Active Screening on Recurrent Diseases Contact Networks with Uncertainty: A Reinforcement Learning Approach

Controlling recurrent infectious diseases is a vital yet complicated problem. A large portion of the controlling epidemic relies on patients visit clinics voluntarily. However, they may already transmit the disease to their contacts by the time they feel sick enough to visit the clinic, especially for conditions with a long incubation period. Therefore, active screening/case finding was deployed to provide a powerful yet expensive means to control disease spread in recent years. To make active screening success a given limit budget, one of the challenges that need to be addressed is that we do not know the exact state of each patient. Given the number of horizon and budget we have in each time step, we also need to plan our screening efficiently and screening the vital patients in time. Thus, we apply a reinforcement learning approach to solve active screening problems on the network SIS disease model.

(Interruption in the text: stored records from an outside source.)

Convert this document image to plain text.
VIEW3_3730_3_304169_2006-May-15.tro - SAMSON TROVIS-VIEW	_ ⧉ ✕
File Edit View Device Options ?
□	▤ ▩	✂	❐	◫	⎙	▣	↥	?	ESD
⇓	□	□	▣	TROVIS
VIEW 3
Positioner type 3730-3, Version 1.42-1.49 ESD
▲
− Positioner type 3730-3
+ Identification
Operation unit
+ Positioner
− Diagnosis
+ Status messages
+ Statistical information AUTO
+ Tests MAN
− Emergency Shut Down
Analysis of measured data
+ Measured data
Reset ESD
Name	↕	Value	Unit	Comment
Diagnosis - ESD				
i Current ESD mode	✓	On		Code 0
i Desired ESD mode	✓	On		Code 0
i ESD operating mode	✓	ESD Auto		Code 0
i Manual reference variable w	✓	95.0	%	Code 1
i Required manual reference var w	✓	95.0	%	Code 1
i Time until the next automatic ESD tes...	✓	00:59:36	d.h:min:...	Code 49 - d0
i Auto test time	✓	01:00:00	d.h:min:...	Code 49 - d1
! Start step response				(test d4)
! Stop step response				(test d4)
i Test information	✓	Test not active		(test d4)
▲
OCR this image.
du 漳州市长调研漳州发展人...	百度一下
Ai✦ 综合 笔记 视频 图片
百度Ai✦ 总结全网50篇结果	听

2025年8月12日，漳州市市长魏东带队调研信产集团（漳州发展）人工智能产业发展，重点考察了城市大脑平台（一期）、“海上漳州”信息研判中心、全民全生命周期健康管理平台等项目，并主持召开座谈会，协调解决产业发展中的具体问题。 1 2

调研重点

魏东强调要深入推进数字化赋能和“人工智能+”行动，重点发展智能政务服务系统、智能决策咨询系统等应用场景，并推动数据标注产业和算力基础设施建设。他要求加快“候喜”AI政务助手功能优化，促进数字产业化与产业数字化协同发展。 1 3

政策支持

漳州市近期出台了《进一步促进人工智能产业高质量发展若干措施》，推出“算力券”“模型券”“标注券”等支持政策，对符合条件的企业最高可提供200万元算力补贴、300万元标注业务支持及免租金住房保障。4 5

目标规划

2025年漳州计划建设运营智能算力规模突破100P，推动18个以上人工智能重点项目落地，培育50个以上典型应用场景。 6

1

The first contribution of this work is that we identify three significant challenges in active screening problems: partially observable states, combinatorial action choice, high-dimensional state-action space. We further propose the corresponding solutions to overcome these challenges. Specifically, we resolve the issue of high-dimensional state-action space by encoding the actions and partially observable states into a lower dimension form, which is done by either manually, using domain expertise, or automatically, using the state of the art GCN approach. We show that our approach can scale up to large graphs and perform decently compared to other baselines of previous literature and current practice.